Levin has drawn a lot of criticism from rural telcos, including those behind the Great Disconnect, for recommendations made in the NBP—particularly the 4 Mb/s target speed proposed for the impending broadband Universal Service fund. I agree with rural telcos that 4 Mb/s is too low and I said so in my post. What some readers objected to was my view that a 100 Mb/s USF target is asking too much right now.
Levin contacted me because he wanted the opportunity to reiterate a couple of key points that have consistently guided his thinking about USF reform—the first of which sometimes gets lost amid all the other discussion.

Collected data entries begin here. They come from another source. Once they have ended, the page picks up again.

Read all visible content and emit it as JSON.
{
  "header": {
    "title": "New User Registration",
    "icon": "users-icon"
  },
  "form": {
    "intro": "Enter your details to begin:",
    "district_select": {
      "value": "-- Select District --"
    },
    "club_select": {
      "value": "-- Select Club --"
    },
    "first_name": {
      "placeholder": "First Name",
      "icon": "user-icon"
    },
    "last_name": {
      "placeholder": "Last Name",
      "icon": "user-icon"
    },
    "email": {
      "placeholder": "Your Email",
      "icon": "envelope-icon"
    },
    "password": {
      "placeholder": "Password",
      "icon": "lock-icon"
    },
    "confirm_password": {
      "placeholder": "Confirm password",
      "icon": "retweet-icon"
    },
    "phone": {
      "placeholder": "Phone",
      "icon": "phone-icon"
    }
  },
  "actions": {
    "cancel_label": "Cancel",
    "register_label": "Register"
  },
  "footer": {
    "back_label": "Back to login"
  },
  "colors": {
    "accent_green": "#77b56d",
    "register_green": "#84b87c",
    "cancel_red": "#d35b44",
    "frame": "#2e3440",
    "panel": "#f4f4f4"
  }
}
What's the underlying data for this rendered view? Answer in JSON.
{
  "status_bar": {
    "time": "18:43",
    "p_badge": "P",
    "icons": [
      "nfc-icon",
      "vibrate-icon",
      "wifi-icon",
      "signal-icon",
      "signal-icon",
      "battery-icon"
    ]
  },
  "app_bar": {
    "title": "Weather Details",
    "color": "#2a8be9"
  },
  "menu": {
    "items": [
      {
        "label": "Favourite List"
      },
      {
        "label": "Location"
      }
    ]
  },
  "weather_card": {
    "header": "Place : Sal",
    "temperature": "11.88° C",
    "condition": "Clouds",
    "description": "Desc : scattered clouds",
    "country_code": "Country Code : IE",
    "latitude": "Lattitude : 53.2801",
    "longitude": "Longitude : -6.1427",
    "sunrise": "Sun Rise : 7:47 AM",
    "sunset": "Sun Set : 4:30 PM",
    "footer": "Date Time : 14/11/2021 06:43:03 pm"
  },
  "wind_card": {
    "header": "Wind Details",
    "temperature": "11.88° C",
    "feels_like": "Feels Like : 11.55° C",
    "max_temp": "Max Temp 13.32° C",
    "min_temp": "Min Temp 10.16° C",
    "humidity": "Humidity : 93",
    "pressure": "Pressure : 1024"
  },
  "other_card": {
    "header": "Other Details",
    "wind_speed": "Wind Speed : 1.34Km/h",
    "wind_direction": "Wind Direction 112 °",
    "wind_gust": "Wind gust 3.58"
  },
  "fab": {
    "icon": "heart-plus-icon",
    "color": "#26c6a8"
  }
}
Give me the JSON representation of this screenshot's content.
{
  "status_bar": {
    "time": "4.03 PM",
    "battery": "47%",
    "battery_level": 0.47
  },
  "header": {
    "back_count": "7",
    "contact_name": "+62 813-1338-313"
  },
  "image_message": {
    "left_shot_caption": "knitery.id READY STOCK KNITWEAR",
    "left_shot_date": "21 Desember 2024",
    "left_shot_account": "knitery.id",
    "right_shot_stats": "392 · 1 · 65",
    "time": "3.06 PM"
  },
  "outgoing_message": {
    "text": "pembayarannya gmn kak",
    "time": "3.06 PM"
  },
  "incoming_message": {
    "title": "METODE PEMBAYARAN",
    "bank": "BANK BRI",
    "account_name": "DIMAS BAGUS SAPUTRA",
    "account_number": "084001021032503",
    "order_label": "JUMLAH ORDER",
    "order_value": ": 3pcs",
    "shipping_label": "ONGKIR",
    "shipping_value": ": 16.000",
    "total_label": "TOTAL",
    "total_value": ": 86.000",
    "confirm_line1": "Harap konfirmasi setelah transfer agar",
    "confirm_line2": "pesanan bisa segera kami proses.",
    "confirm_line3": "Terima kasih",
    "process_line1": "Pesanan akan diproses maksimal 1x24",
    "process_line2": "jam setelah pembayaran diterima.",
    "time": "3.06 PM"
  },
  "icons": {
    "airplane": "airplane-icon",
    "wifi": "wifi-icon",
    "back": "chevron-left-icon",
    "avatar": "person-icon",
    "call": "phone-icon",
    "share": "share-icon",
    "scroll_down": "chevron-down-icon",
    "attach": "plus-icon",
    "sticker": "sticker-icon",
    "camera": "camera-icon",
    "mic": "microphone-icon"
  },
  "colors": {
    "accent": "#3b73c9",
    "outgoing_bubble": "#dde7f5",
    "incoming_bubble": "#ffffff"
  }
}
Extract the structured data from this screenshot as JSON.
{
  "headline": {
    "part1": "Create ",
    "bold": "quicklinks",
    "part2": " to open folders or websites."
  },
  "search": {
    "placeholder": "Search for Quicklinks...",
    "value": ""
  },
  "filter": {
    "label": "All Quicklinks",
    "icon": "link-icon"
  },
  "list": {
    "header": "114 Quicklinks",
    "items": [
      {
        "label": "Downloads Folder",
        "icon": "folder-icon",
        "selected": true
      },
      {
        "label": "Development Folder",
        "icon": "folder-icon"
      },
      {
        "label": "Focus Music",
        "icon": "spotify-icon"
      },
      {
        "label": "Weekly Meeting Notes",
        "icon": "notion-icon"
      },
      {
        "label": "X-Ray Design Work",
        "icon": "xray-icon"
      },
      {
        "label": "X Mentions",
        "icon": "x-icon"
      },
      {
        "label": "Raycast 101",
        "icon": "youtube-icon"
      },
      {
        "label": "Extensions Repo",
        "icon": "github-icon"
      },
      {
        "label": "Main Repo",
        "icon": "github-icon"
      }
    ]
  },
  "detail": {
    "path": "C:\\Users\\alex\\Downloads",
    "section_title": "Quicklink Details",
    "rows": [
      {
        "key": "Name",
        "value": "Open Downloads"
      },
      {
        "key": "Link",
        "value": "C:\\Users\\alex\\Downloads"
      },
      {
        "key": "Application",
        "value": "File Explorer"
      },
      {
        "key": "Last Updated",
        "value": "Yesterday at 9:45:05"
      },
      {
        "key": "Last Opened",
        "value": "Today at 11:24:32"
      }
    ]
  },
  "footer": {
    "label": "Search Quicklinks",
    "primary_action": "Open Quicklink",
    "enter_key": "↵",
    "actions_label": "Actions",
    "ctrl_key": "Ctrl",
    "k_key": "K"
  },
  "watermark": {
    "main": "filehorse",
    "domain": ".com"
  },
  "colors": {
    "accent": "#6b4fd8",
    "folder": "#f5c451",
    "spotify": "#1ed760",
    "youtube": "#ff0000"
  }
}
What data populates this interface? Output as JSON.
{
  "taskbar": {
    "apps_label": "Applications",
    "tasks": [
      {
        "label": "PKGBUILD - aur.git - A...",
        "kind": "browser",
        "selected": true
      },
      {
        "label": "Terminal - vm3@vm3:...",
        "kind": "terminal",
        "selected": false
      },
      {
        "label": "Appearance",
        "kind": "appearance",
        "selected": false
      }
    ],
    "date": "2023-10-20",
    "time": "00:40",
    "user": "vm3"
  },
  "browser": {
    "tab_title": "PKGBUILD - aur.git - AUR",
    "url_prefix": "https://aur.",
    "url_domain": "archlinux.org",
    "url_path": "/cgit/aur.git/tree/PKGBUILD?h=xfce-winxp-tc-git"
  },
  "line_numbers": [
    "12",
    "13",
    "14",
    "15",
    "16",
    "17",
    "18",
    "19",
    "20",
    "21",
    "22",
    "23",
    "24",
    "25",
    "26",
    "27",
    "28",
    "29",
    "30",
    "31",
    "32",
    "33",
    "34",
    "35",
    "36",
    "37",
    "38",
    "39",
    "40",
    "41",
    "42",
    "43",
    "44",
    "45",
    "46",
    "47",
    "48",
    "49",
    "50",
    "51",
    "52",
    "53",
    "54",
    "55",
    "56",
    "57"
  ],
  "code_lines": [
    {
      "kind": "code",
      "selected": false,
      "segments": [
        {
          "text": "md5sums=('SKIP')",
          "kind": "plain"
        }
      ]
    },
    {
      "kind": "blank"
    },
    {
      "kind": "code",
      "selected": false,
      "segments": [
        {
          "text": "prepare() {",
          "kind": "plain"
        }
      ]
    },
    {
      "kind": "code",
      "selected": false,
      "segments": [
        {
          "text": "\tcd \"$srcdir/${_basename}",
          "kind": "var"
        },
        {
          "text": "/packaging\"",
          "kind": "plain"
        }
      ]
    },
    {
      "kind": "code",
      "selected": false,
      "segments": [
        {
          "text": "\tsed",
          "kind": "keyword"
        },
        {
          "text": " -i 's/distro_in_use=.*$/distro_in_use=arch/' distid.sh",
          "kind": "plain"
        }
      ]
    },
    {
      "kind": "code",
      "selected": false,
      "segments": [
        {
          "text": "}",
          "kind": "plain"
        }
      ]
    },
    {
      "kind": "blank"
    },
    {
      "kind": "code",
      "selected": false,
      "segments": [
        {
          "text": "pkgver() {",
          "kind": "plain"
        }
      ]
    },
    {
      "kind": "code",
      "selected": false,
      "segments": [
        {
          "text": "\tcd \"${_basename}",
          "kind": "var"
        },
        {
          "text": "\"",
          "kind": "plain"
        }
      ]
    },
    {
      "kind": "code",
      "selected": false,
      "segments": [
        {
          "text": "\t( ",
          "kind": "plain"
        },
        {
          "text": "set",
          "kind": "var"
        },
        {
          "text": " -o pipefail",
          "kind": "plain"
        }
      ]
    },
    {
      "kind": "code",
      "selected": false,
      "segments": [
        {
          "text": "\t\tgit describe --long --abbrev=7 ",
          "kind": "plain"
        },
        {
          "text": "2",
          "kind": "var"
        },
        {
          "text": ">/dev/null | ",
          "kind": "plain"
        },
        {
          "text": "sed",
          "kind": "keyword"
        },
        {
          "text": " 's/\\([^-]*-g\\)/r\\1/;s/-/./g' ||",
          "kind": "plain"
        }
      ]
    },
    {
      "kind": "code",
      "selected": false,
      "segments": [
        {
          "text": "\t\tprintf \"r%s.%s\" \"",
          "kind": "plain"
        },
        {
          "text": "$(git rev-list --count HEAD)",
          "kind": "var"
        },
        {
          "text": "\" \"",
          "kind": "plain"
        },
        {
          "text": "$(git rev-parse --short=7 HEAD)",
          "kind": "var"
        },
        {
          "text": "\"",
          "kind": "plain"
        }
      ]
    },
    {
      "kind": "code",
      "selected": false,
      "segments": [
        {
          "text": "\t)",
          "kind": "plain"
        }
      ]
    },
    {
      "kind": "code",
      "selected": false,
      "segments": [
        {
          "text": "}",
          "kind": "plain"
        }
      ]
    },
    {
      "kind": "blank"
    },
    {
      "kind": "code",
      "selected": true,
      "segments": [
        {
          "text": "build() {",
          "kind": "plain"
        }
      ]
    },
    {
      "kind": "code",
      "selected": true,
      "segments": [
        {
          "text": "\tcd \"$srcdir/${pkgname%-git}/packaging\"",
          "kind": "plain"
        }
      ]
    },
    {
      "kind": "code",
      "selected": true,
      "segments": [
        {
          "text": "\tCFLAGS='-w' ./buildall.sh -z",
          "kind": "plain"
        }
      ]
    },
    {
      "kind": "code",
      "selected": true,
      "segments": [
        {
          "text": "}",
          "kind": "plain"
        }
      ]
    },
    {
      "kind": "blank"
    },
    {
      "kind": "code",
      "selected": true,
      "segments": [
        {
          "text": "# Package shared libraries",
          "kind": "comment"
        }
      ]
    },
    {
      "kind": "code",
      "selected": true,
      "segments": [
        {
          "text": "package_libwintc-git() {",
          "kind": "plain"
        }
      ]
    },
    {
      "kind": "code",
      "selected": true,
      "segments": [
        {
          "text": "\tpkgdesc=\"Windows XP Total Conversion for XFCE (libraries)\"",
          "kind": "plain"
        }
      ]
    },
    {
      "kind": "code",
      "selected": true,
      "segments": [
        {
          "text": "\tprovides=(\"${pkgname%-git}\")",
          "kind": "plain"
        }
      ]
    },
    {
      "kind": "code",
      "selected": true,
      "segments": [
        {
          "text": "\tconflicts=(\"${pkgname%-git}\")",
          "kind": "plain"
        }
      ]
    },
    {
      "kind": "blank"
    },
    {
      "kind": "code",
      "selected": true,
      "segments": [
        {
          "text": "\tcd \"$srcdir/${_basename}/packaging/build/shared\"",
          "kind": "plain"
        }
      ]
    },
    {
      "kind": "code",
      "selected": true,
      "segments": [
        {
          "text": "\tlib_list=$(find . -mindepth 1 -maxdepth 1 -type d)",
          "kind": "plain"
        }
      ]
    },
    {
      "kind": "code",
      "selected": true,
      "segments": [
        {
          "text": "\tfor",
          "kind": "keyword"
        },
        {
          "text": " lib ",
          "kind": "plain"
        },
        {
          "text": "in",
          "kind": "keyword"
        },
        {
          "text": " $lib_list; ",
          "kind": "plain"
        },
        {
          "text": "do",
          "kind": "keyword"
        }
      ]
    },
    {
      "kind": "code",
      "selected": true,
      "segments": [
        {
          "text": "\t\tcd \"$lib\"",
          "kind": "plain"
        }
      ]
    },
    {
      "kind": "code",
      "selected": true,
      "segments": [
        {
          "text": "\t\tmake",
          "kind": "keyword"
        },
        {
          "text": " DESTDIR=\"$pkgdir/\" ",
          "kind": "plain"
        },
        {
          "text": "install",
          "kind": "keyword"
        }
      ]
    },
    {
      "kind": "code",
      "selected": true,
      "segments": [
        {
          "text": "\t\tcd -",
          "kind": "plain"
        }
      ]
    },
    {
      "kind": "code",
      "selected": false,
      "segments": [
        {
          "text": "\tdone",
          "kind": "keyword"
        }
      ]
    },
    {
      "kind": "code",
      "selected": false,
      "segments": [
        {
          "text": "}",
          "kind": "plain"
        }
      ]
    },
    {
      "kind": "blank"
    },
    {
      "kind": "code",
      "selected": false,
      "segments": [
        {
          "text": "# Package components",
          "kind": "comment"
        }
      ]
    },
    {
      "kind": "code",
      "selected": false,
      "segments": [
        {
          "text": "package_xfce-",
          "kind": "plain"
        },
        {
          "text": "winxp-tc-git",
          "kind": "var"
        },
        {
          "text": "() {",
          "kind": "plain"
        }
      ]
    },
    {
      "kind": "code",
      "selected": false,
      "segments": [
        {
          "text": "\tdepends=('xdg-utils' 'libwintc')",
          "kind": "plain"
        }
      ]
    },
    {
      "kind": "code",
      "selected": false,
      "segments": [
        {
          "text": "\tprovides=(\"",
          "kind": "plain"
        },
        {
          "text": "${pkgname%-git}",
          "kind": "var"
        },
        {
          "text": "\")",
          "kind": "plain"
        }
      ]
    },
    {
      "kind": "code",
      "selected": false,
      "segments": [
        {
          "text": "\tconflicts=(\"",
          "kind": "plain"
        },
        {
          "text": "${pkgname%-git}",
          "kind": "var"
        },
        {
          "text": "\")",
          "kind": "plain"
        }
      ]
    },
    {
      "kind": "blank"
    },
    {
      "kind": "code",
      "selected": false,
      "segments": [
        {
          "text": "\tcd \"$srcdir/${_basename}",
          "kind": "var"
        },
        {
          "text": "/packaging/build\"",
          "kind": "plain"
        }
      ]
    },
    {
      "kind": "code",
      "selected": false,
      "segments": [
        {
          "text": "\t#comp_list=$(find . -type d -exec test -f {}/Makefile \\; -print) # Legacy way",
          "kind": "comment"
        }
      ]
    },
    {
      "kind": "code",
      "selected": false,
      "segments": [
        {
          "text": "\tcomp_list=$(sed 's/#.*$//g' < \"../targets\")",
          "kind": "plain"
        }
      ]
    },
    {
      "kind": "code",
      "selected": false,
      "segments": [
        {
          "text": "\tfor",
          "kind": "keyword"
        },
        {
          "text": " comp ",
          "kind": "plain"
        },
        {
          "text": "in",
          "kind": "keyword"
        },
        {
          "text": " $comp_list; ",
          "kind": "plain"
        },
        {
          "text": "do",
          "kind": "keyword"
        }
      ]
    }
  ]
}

His first point: As the Universal Service program transitions to broadband, the first priority should be to get broadband to people who can’t get it today, rather than to increase speeds for people who already get broadband.
His second point: It is not possible to achieve both of these goals without increasing the size of the high-cost fund.
The second point is what gets rural telcos’ blood boiling. Some rural telco stakeholders responded to my recent post by arguing that broadband should be a sufficiently important priority that we, as a nation, should be willing to increase the money we devote to it to ensure that everyone has equal access–and I don’t disagree with that. The question is how we get there.
I asked Levin couldn’t we find a way to raise additional funding for broadband by broadening the base of companies that contribute to Universal Service to include broadband providers? He said he believes there is too much political sentiment against a larger high-cost fund, even if the cost to current payers remains the same.
It’s true that various policymakers have expressed concerns that the Universal Service program is out of control—and considering the very large payments that have gone to a few unusually high-cost providers, these concerns are not without justification. Levin likes to point to the example of the $17,000 that was spent in one year to help bring service to a vacation home.
I like to remind people who raise these concerns that the average rural telco collects a few hundred dollars per line per year. Nevertheless, there is some waste in the Universal Service program—and Levin’s argument is that until reformers can demonstrate that steps have been taken to curb the waste that is in the program, there will be little support outside the rural telco community for increasing the fund size.
Levin made kind of an “Ask not what your country can do for you” argument. Rural telcos, he said, shouldn’t be talking about how they will collect money from the fund. Instead, he said, the focus should be on how the money is spent.
“What we have to tell the American public is that we’re solving the problem Congress asked us to solve,” he said. “Until we do that we can’t say we want to collect a lot more money.”
I suspect some members of the Telecompetitor community will disagree?